Nigeria’s current monetary and fiscal conditions provide no better time for the African nation to abandon a system of multiple foreign exchange rates that has deterred foreign direct investment when it hasn’t confused investors and analysts.

If this opportunity passes, a big devaluation could be on the cards a year from now by 2020, according to emerging and frontier markets focused investment bank, Renaissance Capital (Rencap).

Historical data analysed by Rencap showed that in so many countries before, and Nigeria itself in the 1980s and again in the 1990s, the authorities held onto the multiple exchange rate regimes for too long, often culminating in building up stresses that led to a shocking devaluation of the fixed rate, high inflation and considerable pain for the poorest in society.

Nigeria could be straying along these lines if there is no shift in the FX regime, according to Rencap.

However, this could be forestalled if the country takes advantage of the small gap in FX rates and a budget deficit of 5 percent of GDP to unify the multiple rates.

“A small gap between the market and fixed fx rate of around 20 percent at present, instead of up to 2,000 percent gaps (e.g Ghana in 1983) is a very good start,” said Charles Robertson, Rencap’s global chief economist, while he also noted that Nigeria’s fiscal deficit- which is “not out of control”- is an added advantage.

“On all these key points, Nigeria looks well placed to seize the opportunity to reunify its exchange rates.

“It would send a positive signal to foreign direct investors, and therefore contribute to an inflow of foreign exchange, jobs and managerial expertise,” Robertson said in a note to BusinessDay.

Robertson joins a motley crew of analysts and economists who say Nigeria has never been in a better position than now to bite the bullet on foreign exchange reforms.

“A trigger could be the change or renewal of the Central Bank of Nigeria (CBN) governor on 2 June,” Robertson added.

The CBN has kept a system of multiple exchange rates since 2016 following the collapse in oil prices that starved the economy of petrodollars and led to acute dollar shortages.

The system somewhat helped steady what was a sinking economy while achieving its primary goal of smoothing the impact of a commodity shock.

However, although the country has trimmed down some of its fx rates, the elephant in the room is the sheer gap between the defacto peg by the CBN and the market rate.

The CBN’s artificial rate has hovered around N306/$ for nearly two years now while the market rate which is largely reflected on the Investors and Exporters window is 18 percent weaker at around N360/$.

Policy analysts say the main obstacle to a unification of the fx rates may be political and may not happen anytime soon.

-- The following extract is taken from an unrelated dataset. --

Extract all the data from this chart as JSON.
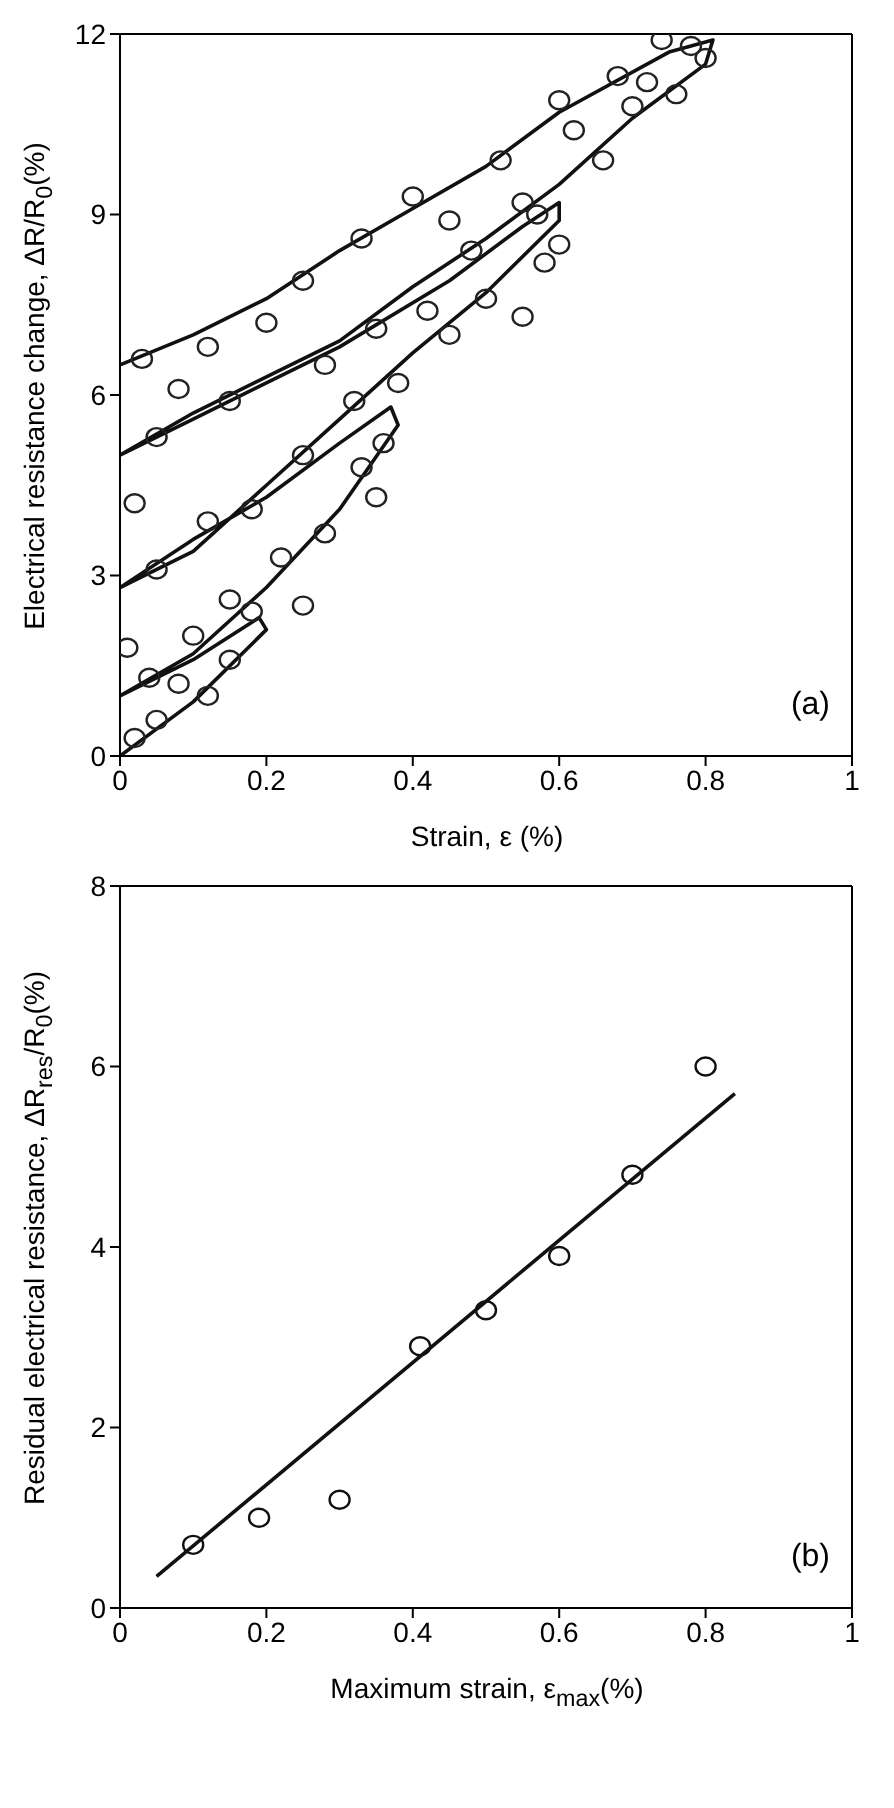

However, a recent IMF Article IV report suggests the authorities are ready to collapse the multiple rates into one.

The government had said in its economic blueprint in 2017 that it planned to ditch the multiple rate system to free up investment capital. Two years later, that hasn’t happened.

Asides the risk of a big devaluation, other costs of keeping multiple exchange rates includes reduced FDI and high corruption.

FDI inflow into Nigeria has already taken a severe hit.

In 2018, Ghana, which is about seven times smaller than Nigeria (in population or GDP terms), attracted $3.3bn in FDI, compared with $2bn for Nigeria. SA and Ghana are now attracting 10 times more FDI per person than Nigeria, when Nigeria as the continent’s biggest economy should be attracting huge investments ($20bn or more annually to equal

Ghana). Even Ethiopia, with a less literate population and half the electricity (per capita) that Nigeria has, received three times more FDI per capita in 2018.

Multiple exchange rates also encourage corruption.

A BusinessDay expose earlier this year exposed an fx racket running into tens of billions of naira.